Blumenkohl und Kartoffel brauchen im Ofen unterschiedlich lange. Roh in die Form gelegt ist der Kohl nach 20 Minuten zerfallen, während die Kartoffelscheiben noch hart sind.
Beides kurz vorzugaren löst das Problem in zwölf Minuten. Danach garen sie im selben Zeitfenster, und der Auflauf hält beim Portionieren zusammen.
Blumenkohl-Kartoffel-Auflauf — das Rezept
- Vorbereitung: 25 Min.
- Garzeit: 40 Min.
- Gesamt: 1 Std. 5 Min.
- Ergibt: 4 Portionen
- Pro Portion: 490 kcal
Zutaten
- 1 mittelgroßer Blumenkohl (etwa 800 g)
- 700 g vorwiegend festkochende Kartoffeln
- 1 Zwiebel
- 1 Knoblauchzehe
- 40 g Butter
- 40 g Mehl
- 450 ml Milch
- 150 ml Sahne
- 150 g geriebener Bergkäse
- 2 EL Semmelbrösel
- 1 TL Senf
- frisch geriebene Muskatnuss
- 1 Lorbeerblatt
- Salz, schwarzer Pfeffer
- Butter für die Form
- 1 Handvoll Petersilie
Zubereitung
- Backofen auf 200 °C Ober- und Unterhitze vorheizen, eine Auflaufform ausbuttern.

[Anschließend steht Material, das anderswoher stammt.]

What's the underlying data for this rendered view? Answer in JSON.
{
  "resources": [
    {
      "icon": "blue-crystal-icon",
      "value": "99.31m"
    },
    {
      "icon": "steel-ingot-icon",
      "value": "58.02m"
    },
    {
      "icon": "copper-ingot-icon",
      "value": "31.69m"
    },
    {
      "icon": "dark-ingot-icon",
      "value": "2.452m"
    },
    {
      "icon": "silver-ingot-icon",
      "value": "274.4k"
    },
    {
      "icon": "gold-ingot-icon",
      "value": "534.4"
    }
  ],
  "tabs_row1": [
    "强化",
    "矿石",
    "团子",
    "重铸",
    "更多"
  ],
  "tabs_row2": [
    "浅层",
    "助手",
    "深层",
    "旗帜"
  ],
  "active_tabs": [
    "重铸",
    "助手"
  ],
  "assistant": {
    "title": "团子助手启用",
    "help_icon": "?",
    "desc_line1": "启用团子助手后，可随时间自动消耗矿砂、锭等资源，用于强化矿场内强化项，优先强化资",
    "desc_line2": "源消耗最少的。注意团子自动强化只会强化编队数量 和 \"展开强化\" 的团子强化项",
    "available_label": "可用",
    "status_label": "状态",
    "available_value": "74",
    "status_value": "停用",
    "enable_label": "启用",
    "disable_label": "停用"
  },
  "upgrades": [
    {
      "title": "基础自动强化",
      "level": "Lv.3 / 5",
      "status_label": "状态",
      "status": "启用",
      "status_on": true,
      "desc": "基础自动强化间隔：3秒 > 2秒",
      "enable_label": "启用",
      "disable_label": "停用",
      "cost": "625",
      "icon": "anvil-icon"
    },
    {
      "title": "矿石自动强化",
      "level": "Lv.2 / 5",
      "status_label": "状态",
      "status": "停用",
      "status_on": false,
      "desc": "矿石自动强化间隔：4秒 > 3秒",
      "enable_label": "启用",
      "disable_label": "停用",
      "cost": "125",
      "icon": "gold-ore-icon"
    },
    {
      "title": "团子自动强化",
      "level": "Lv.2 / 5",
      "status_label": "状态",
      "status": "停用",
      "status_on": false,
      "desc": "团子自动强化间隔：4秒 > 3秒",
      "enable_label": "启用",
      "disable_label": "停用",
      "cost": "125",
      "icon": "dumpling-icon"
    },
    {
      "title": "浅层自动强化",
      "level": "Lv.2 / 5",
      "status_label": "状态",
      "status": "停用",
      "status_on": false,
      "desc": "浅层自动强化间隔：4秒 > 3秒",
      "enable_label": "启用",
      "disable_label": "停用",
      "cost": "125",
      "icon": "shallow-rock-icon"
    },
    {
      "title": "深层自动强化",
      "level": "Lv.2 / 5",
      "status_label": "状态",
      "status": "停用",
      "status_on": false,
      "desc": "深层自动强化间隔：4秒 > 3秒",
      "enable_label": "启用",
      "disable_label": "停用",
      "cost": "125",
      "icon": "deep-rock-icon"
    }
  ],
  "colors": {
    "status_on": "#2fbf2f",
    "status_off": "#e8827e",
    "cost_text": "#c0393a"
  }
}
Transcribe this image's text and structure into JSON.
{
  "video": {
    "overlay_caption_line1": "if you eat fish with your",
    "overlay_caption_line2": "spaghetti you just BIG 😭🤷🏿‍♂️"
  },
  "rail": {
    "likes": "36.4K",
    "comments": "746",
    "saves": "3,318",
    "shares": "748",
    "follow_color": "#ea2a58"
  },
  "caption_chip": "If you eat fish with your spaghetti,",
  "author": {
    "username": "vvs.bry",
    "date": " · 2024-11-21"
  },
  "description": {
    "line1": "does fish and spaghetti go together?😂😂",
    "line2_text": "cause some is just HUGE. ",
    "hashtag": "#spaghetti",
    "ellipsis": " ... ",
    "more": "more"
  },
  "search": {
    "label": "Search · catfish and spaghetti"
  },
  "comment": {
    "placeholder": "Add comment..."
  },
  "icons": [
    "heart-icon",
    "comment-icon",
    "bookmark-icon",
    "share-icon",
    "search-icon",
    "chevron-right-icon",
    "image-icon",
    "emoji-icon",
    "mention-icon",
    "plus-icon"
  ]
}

- Blumenkohl putzen und in gleich große Röschen teilen. Den Strunk schälen und würfeln, er ist essbar und schmeckt mild.
- Röschen und Strunkwürfel mit einem Lorbeerblatt vier Minuten in Salzwasser blanchieren, dann kalt abschrecken und gut abtropfen lassen.
- Kartoffeln schälen, in fünf Millimeter dünne Scheiben schneiden und acht Minuten in Salzwasser vorkochen.
- Zwiebel und Knoblauch fein hacken. Butter schmelzen, beides glasig dünsten, Mehl einrühren und zwei Minuten hell anschwitzen.
- Milch und Sahne nach und nach mit dem Schneebesen einrühren und fünf Minuten leise köcheln lassen, bis die Sauce bindet.
- Die Hälfte des Käses, Senf, Muskat, Salz und Pfeffer einrühren. Kräftig abschmecken, im Auflauf verliert sich Würze.
- Kartoffeln und Blumenkohl abwechselnd in die Form schichten, Sauce darübergeben und leicht andrücken. Restlichen Käse mit den Semmelbröseln mischen und aufstreuen.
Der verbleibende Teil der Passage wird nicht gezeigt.